Das propostas que costumo fazer,tem sempre a diversão que ja é fruto de encontro entre mundos. Peguei o voal da minha mochila, chamei o meu filho fotografo e saímos correndo para o ponto de encontro entre familias e etnias, o lago sagrado da aldeia Ipavu.

Chamei as crianças com gestos e o pano em punhos, comecei a estender o pano sob a luz do por do sol que iniciava, os menores vieram correndo, curiosos ao ficar embaixo daquela cor - fogo e se entregavam aos poucos com pequenos gritos em meio a sorrisos! os maiores vieram correndo, tiveram o ímpeto de tocar, agarrar, enrolar-se e desenrolar-se e me enrolar, rs, no tecido que agora virava um elo material entre todos nós.

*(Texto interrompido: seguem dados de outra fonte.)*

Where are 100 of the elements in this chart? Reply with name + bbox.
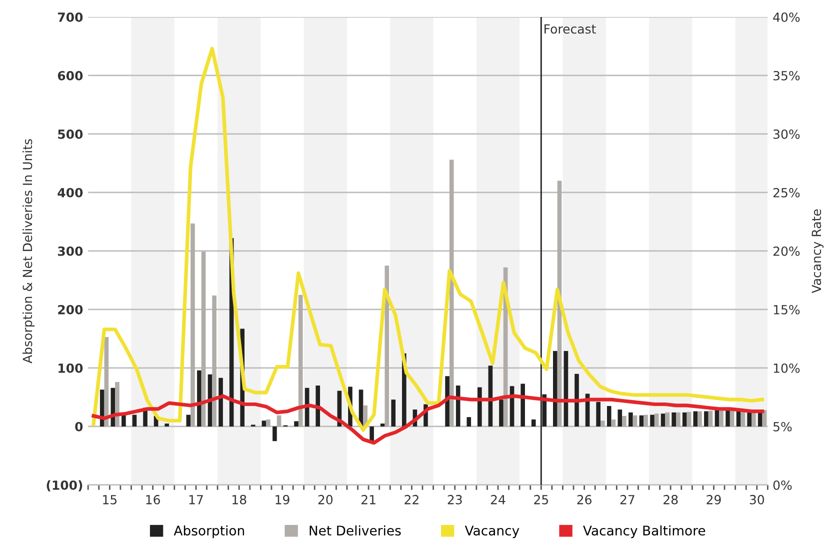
bar xyxy=(218,378,223,426)
bar xyxy=(110,388,116,426)
bar xyxy=(654,414,659,426)
bar xyxy=(708,410,713,426)
y-tick-label: 300 xyxy=(58,246,83,256)
y-tick-label: 600 xyxy=(58,70,83,80)
bar xyxy=(672,412,676,426)
bar xyxy=(186,414,191,426)
bar xyxy=(553,351,558,426)
x-tick-label: 16 xyxy=(146,494,160,504)
y-tick-label: 400 xyxy=(58,188,83,198)
bar xyxy=(628,412,633,426)
x-tick-label: 26 xyxy=(577,494,592,504)
bar xyxy=(276,415,282,426)
bar xyxy=(719,410,724,426)
bar xyxy=(294,421,298,426)
bar xyxy=(650,414,654,426)
bar xyxy=(611,419,616,426)
bar xyxy=(466,417,472,426)
x-tick-label: 22 xyxy=(404,494,418,504)
x-tick-label: 17 xyxy=(189,495,203,504)
y2-tick-label: 15% xyxy=(774,304,800,314)
bar xyxy=(682,412,687,426)
bar xyxy=(632,415,638,426)
bar xyxy=(698,411,702,426)
y2-tick-label: 35% xyxy=(774,70,800,80)
y-tick-label: 700 xyxy=(58,12,83,22)
bar xyxy=(164,424,169,426)
bar xyxy=(676,412,680,426)
y-tick-label: 100 xyxy=(58,363,83,373)
bar xyxy=(660,414,666,426)
bar xyxy=(606,406,612,426)
legend-label: Vacancy Baltimore xyxy=(583,525,706,538)
y-tick-label: (100) xyxy=(46,480,82,492)
bar xyxy=(596,402,600,426)
bar xyxy=(520,384,525,426)
bar xyxy=(190,223,195,426)
bar xyxy=(639,415,644,426)
bar xyxy=(212,295,216,426)
bar xyxy=(531,419,536,426)
bar xyxy=(132,414,137,426)
y2-tick-label: 10% xyxy=(774,363,800,373)
bar xyxy=(262,420,266,426)
y-tick-label: 200 xyxy=(58,304,83,314)
x-tick-label: 21 xyxy=(362,494,376,504)
y-axis-title: Absorption & Net Deliveries In Units xyxy=(22,139,35,364)
x-tick-label: 23 xyxy=(448,494,462,504)
y2-tick-label: 30% xyxy=(774,129,800,139)
bar xyxy=(478,387,482,426)
bar xyxy=(726,410,730,426)
bar xyxy=(618,410,622,426)
line-series xyxy=(92,46,764,432)
y2-tick-label: 5% xyxy=(774,422,792,432)
bar xyxy=(391,400,396,426)
bar xyxy=(272,426,277,442)
legend-label: Absorption xyxy=(174,525,244,538)
bar xyxy=(316,386,320,426)
bar xyxy=(456,386,460,426)
ref-line-label: Forecast xyxy=(544,24,596,34)
x-tick-label: 15 xyxy=(103,495,117,504)
bar xyxy=(197,370,202,426)
bar xyxy=(122,414,126,426)
x-tick-label: 30 xyxy=(750,494,764,504)
bar xyxy=(100,390,104,426)
y2-tick-label: 25% xyxy=(773,188,800,198)
x-tick-label: 25 xyxy=(534,494,548,504)
x-tick-label: 24 xyxy=(490,494,506,504)
bar xyxy=(115,382,120,426)
bar xyxy=(499,400,504,426)
bar xyxy=(714,410,720,426)
line-series xyxy=(92,394,764,445)
bar xyxy=(201,252,206,426)
bar xyxy=(380,424,385,426)
y2-tick-label: 0% xyxy=(773,480,792,490)
x-tick-label: 18 xyxy=(232,494,246,504)
bar xyxy=(266,419,270,426)
bar xyxy=(600,420,605,426)
legend-label: Net Deliveries xyxy=(310,525,401,536)
bar xyxy=(644,414,648,426)
bar xyxy=(449,160,454,426)
bar xyxy=(693,411,698,426)
bar xyxy=(574,374,579,426)
y2-tick-label: 20% xyxy=(773,246,800,256)
x-tick-label: 28 xyxy=(664,494,678,504)
bar xyxy=(445,376,450,426)
bar xyxy=(704,411,708,426)
y-tick-label: 500 xyxy=(58,129,83,139)
legend-label: Vacancy xyxy=(464,526,520,538)
y2-tick-label: 40% xyxy=(773,12,800,22)
x-tick-label: 20 xyxy=(318,494,333,504)
y-tick-label: 0 xyxy=(75,422,83,432)
x-tick-label: 27 xyxy=(620,494,634,504)
bar xyxy=(665,412,670,426)
x-tick-label: 19 xyxy=(276,494,290,504)
y2-axis-title: Vacancy Rate xyxy=(812,209,824,294)
bar xyxy=(298,294,303,426)
x-tick-label: 29 xyxy=(706,494,721,504)
bar xyxy=(686,412,692,426)
bar xyxy=(384,266,390,426)
bar xyxy=(622,416,626,426)
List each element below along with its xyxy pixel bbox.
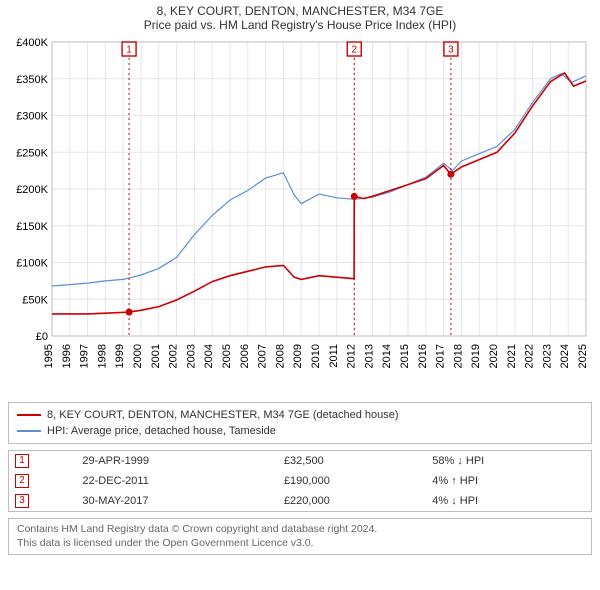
svg-text:2016: 2016 (417, 344, 429, 368)
svg-text:2023: 2023 (541, 344, 553, 368)
title-sub: Price paid vs. HM Land Registry's House … (0, 18, 600, 32)
event-price: £32,500 (278, 451, 426, 472)
svg-text:1999: 1999 (114, 344, 126, 368)
svg-text:1997: 1997 (79, 344, 91, 368)
svg-text:2014: 2014 (381, 344, 393, 368)
price-chart: £0 £50K £100K £150K £200K £250K £300K £350K £400… (8, 36, 592, 396)
svg-text:2018: 2018 (452, 344, 464, 368)
svg-text:2017: 2017 (435, 344, 447, 368)
event-delta: 4% ↓ HPI (426, 491, 591, 512)
svg-text:1998: 1998 (96, 344, 108, 368)
svg-text:2008: 2008 (274, 344, 286, 368)
event-date: 29-APR-1999 (76, 451, 278, 472)
svg-text:2019: 2019 (470, 344, 482, 368)
svg-text:£50K: £50K (22, 294, 48, 306)
event-price: £220,000 (278, 491, 426, 512)
svg-text:1995: 1995 (43, 344, 55, 368)
svg-text:2015: 2015 (399, 344, 411, 368)
event-badge: 2 (15, 474, 29, 488)
event-marker-num: 3 (448, 45, 454, 56)
svg-text:2007: 2007 (257, 344, 269, 368)
event-date: 30-MAY-2017 (76, 491, 278, 512)
event-badge: 3 (15, 494, 29, 508)
event-marker-dot (447, 171, 454, 178)
svg-text:2009: 2009 (292, 344, 304, 368)
svg-text:2002: 2002 (168, 344, 180, 368)
svg-text:£150K: £150K (16, 221, 48, 233)
svg-text:£200K: £200K (16, 184, 48, 196)
svg-text:2020: 2020 (488, 344, 500, 368)
event-date: 22-DEC-2011 (76, 471, 278, 491)
svg-text:2024: 2024 (559, 344, 571, 368)
svg-text:2004: 2004 (203, 344, 215, 368)
svg-text:2005: 2005 (221, 344, 233, 368)
svg-text:£350K: £350K (16, 74, 48, 86)
legend: 8, KEY COURT, DENTON, MANCHESTER, M34 7G… (8, 402, 592, 444)
events-table: 1 29-APR-1999 £32,500 58% ↓ HPI 2 22-DEC… (8, 450, 592, 512)
svg-text:2010: 2010 (310, 344, 322, 368)
legend-swatch (17, 430, 41, 432)
event-delta: 58% ↓ HPI (426, 451, 591, 472)
svg-text:2006: 2006 (239, 344, 251, 368)
svg-text:£300K: £300K (16, 111, 48, 123)
title-main: 8, KEY COURT, DENTON, MANCHESTER, M34 7G… (0, 4, 600, 18)
attribution-line: Contains HM Land Registry data © Crown c… (17, 523, 583, 537)
svg-text:£0: £0 (36, 331, 48, 343)
event-price: £190,000 (278, 471, 426, 491)
svg-text:2001: 2001 (150, 344, 162, 368)
legend-item-property: 8, KEY COURT, DENTON, MANCHESTER, M34 7G… (17, 407, 583, 423)
event-row: 2 22-DEC-2011 £190,000 4% ↑ HPI (9, 471, 592, 491)
event-badge: 1 (15, 454, 29, 468)
event-delta: 4% ↑ HPI (426, 471, 591, 491)
event-marker-num: 1 (126, 45, 132, 56)
svg-text:2021: 2021 (506, 344, 518, 368)
event-marker-num: 2 (351, 45, 357, 56)
svg-text:£250K: £250K (16, 147, 48, 159)
attribution: Contains HM Land Registry data © Crown c… (8, 518, 592, 555)
svg-text:2012: 2012 (346, 344, 358, 368)
legend-item-hpi: HPI: Average price, detached house, Tame… (17, 423, 583, 439)
svg-text:2013: 2013 (363, 344, 375, 368)
event-marker-dot (351, 193, 358, 200)
legend-label: HPI: Average price, detached house, Tame… (47, 425, 276, 437)
legend-label: 8, KEY COURT, DENTON, MANCHESTER, M34 7G… (47, 409, 399, 421)
svg-text:1996: 1996 (61, 344, 73, 368)
svg-text:2000: 2000 (132, 344, 144, 368)
svg-text:£400K: £400K (16, 37, 48, 49)
svg-text:2011: 2011 (328, 344, 340, 368)
svg-text:£100K: £100K (16, 258, 48, 270)
event-marker-dot (126, 309, 133, 316)
svg-text:2003: 2003 (185, 344, 197, 368)
chart-titles: 8, KEY COURT, DENTON, MANCHESTER, M34 7G… (0, 0, 600, 32)
event-row: 1 29-APR-1999 £32,500 58% ↓ HPI (9, 451, 592, 472)
svg-text:2022: 2022 (524, 344, 536, 368)
svg-text:2025: 2025 (577, 344, 589, 368)
legend-swatch (17, 414, 41, 416)
attribution-line: This data is licensed under the Open Gov… (17, 537, 583, 551)
chart-area: £0 £50K £100K £150K £200K £250K £300K £350K £400… (8, 36, 592, 396)
event-row: 3 30-MAY-2017 £220,000 4% ↓ HPI (9, 491, 592, 512)
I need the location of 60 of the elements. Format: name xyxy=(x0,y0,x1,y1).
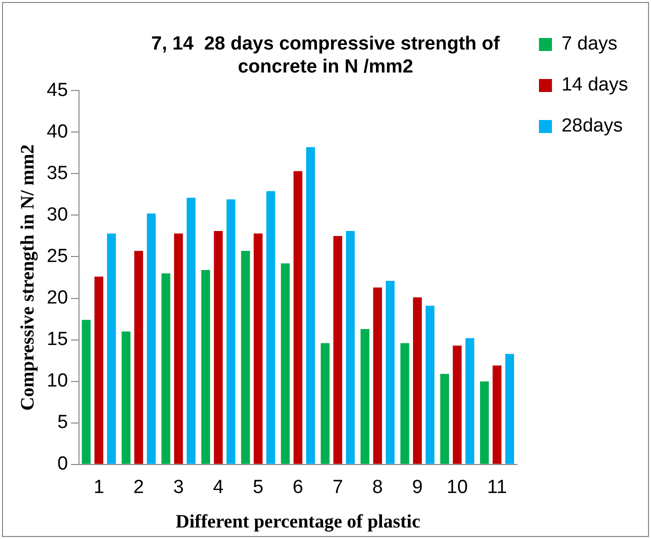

  Comecei a propor por meio de minha maneira de agir com o tecido, e repeti a partitura que costumo partir para realizar a performance, disse em voz alta dançando com o tecido: sinta o ar, pule com os braços para cima, deixa o tecido flutuar! muitas danças surgiram, circulares, cobras em zigue zague, mãos ao vento, pulos.

 

Convidei-os a  virar água, a virarem cobra e outros bichos, sempre com palavras, mas principalmente com gestos, muitas cobras e sons de cobras e outros monstros surgiram em cima e embaixo da agua e logo surgiram crianças maiores que começaram a nos pescar e a pescar peixes daquele lago mas coloridos pois a cor do tecido não é desse mundo e sim dos sonhos;

no final brincaram de cabo de força entre meninos e meninas e assim o mundo deles foi entrando no meu e criamos junto outro desdobramento de proposta, uma mistura de performance com brincadeira e vida, vida de pescar, sorrir, fazer amigos, criar bichos, dançar e nadar todos juntos.